Commerce Flips to Weighted Average for All-Others Rate in AD Review Following CIT Opinion
The Commerce Department switched to finding the all-others rate in an antidumping duty review using a weighted average of the respondents' rates rather than a simple average, in Oct. 13 remand results at the Court of International Trade. Still defending its use of the simple average in other hypothetical circumstances, Commerce nevertheless made the switch to weighted average, using CBP entry data for one of the respondents (Pro-Team Coil Nail Enterprise, Inc., et al. v. United States, CIT Consol. #18-00027).
The case stems from a challenge to the first administrative review of the antidumping duty order on certain steel nails from Taiwan in which Pro-Team Coil Nail Enterprise and Bonuts Hardware Logistics were selected as mandatory respondents. After Bonuts said it wouldn't participate, Unicatch was tapped as the replacement.
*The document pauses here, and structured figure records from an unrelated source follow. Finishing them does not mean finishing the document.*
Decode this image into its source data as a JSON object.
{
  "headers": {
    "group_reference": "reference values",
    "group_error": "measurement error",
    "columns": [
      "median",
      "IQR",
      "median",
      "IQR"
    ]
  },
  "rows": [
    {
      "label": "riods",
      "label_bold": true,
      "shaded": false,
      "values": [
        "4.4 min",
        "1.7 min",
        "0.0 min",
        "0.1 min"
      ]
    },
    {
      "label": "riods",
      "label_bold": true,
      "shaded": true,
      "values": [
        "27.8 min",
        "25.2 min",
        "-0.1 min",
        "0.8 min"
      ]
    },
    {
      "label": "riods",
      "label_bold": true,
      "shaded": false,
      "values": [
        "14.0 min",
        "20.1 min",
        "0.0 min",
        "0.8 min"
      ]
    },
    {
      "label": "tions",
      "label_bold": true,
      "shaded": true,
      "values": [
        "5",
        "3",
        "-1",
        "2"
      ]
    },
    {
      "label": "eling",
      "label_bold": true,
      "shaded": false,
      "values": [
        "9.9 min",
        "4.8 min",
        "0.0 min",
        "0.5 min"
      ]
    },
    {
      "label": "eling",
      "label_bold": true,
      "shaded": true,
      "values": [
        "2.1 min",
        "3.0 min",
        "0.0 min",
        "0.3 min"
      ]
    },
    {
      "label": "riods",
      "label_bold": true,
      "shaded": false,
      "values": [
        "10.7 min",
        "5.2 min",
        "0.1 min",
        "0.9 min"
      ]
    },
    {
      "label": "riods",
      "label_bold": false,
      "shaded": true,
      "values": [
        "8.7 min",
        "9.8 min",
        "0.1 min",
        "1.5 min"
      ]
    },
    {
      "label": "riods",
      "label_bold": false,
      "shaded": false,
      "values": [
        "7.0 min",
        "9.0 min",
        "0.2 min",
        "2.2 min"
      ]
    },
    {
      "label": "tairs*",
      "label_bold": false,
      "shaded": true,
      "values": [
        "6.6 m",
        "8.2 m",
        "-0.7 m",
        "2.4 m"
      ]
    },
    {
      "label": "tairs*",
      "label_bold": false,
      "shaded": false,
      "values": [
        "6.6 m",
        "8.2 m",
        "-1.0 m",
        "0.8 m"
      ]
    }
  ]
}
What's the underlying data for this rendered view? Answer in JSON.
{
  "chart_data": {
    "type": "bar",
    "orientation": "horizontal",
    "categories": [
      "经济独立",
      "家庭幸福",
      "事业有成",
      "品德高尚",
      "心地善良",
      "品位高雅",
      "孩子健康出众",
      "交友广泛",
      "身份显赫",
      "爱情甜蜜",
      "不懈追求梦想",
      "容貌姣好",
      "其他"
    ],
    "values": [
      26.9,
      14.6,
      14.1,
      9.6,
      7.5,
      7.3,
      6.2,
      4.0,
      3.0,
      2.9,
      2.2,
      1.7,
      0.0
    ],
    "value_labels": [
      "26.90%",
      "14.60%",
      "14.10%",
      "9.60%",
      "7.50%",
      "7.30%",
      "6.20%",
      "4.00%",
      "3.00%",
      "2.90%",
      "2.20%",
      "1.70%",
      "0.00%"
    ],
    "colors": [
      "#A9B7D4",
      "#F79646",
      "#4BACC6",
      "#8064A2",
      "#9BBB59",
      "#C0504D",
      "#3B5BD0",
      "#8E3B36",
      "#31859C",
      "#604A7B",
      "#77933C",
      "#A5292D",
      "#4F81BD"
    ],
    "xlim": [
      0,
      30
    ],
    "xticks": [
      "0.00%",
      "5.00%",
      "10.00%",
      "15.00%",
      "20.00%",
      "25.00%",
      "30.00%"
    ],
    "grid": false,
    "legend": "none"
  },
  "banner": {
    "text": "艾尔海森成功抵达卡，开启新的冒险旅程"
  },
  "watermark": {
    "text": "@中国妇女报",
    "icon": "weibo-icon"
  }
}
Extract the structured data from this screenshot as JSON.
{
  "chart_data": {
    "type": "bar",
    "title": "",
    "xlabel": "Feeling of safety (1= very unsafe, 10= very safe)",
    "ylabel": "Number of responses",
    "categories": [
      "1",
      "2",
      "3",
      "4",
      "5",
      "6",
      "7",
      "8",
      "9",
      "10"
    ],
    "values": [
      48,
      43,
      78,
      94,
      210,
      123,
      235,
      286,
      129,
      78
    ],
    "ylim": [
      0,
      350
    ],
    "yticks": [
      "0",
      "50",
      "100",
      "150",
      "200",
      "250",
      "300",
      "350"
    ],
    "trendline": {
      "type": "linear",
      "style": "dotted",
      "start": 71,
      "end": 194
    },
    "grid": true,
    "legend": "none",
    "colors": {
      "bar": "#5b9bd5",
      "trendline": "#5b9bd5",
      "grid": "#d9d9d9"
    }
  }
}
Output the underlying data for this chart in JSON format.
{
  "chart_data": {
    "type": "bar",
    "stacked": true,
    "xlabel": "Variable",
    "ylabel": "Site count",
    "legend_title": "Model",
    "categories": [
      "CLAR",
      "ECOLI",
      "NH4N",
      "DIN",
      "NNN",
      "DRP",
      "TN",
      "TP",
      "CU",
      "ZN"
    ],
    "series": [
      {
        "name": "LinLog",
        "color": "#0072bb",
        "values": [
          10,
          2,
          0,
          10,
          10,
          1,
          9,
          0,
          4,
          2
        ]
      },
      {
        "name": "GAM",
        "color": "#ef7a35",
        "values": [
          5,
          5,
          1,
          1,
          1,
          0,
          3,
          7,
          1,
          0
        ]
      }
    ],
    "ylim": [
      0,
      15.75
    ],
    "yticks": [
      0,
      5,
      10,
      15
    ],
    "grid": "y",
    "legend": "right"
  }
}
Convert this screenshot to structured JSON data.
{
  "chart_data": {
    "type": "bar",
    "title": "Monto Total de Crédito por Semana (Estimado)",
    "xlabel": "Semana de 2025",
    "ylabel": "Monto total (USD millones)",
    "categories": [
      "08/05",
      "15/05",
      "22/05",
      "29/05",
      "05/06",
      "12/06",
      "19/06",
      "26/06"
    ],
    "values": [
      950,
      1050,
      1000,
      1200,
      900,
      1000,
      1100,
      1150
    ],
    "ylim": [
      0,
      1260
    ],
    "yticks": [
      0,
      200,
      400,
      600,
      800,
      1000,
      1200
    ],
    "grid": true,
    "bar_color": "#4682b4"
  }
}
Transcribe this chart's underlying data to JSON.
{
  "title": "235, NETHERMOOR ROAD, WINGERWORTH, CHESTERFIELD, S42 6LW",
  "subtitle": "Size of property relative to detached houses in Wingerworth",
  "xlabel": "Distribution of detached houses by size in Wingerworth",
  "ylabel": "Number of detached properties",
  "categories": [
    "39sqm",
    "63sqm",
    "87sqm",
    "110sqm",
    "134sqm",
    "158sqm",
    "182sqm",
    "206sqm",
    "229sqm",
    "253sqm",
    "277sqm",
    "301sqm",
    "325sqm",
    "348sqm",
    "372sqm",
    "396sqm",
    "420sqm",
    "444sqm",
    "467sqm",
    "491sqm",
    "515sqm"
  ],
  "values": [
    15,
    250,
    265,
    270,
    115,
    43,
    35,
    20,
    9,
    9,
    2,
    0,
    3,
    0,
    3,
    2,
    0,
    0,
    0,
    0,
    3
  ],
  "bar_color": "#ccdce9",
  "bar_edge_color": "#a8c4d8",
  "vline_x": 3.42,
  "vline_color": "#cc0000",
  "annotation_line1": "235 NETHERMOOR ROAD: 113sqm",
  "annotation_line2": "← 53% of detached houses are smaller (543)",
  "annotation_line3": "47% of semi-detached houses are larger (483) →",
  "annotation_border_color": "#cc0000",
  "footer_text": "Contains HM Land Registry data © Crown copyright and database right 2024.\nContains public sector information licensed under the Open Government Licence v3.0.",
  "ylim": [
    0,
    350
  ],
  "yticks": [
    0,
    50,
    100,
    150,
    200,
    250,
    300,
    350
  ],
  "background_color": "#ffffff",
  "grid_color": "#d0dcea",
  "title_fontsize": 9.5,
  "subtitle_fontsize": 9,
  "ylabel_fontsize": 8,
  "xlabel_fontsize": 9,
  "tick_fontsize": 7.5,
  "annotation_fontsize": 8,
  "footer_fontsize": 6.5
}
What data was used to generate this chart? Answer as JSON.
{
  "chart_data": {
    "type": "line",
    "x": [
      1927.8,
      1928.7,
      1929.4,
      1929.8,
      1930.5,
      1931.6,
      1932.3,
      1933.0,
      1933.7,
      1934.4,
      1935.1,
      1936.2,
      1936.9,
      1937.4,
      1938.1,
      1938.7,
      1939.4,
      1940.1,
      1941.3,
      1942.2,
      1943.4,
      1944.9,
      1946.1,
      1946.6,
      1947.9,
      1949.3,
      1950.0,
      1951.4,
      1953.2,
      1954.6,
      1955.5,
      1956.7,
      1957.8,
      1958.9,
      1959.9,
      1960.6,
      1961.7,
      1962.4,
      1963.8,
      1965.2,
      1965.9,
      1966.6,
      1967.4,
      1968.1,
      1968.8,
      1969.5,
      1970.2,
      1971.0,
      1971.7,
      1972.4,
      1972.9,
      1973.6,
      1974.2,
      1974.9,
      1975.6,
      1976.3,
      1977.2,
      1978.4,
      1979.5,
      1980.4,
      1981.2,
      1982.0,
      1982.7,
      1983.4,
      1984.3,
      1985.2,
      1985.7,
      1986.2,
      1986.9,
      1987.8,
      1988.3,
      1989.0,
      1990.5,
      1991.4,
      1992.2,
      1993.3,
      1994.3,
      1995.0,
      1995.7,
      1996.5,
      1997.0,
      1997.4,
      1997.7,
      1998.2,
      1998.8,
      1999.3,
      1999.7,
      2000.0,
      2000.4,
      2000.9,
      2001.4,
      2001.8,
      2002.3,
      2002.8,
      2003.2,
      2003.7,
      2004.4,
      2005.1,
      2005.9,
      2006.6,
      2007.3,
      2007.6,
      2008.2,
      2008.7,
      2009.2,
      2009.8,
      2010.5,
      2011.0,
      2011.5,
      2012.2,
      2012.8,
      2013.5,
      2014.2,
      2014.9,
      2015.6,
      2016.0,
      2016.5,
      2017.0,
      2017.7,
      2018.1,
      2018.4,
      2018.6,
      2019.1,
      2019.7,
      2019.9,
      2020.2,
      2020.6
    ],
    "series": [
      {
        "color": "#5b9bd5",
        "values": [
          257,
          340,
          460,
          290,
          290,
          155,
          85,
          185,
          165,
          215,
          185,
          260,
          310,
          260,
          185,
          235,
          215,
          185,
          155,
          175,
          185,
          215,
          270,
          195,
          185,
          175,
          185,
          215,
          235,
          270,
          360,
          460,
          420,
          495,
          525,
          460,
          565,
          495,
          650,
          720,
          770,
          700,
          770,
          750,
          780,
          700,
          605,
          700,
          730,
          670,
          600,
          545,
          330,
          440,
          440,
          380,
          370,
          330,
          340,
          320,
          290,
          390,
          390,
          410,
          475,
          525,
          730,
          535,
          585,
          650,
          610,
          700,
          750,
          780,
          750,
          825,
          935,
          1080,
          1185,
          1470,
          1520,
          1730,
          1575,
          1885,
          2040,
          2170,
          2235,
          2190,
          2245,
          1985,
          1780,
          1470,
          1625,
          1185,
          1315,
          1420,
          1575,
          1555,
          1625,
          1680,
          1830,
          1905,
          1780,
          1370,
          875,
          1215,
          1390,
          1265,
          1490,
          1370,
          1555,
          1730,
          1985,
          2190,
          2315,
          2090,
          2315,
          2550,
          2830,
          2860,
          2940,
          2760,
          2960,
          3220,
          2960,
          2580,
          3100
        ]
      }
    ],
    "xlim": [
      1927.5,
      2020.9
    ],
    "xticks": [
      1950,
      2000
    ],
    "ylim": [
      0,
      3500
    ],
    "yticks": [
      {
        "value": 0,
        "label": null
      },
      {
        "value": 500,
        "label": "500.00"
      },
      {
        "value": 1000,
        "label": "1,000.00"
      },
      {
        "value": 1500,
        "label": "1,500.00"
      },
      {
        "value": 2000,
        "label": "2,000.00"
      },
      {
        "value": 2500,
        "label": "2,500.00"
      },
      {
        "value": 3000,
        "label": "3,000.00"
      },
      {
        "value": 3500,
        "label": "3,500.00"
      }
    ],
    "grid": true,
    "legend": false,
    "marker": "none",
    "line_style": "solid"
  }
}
In the final results of the review, Commerce picked the mandatory respondents' rates using total adverse facts available and selected the highest dumping margin alleged in the petition.
Following litigation over challenges from the plaintiffs, led by Pro-Team, Commerce calculated a company-specific dumping margin of zero percent for Pro-Team but continued with a total AFA rate of 78.17% for Unicatch. The agency then took a simple average of all three respondents' rates, including Bonuts', to derive the non-individually examined respondent rate, amounting to 39.09%. In the case's second opinion, Chief Judge Mark Barnett instructed Commerce to corroborate the petition rate, which the agency did, using Pro-Team's transaction-specific margins. When Commerce simply averaged the three mandatory respondents' rates again, it gave the non-individually examined respondents a 52.11% rate.
Barnett, in his most recent opinion, sustained Commerce's corroboration of the petition rate but remanded Commerce's departure from the expected method for finding the all-others rate (see 2108090026), the expected method being a weighted average of the respondents' rates, while Commerce used a simple average. The agency said it dropped the expected method because it didn't have sales value data from Bonuts. While that would normally be grounds to depart from the expected method, Barnett said, in this case Commerce has CBP import volume data that can be substituted for the missing sales value data.
On remand, Commerce did that -- using the CBP data to calculate the weighted average. The agency, though, said that in certain situations such CBP data could not be used for various purposes including the weight average calculation. “However, here, after considering parties’ arguments and in light of the evidence on this particular record, we find that the CBP data may be feasibly used in this instance to calculate a weighted average as directed by the [Statement of Administrative Action Accompanying the Uruguay Round Agreements Act],” Commerce said.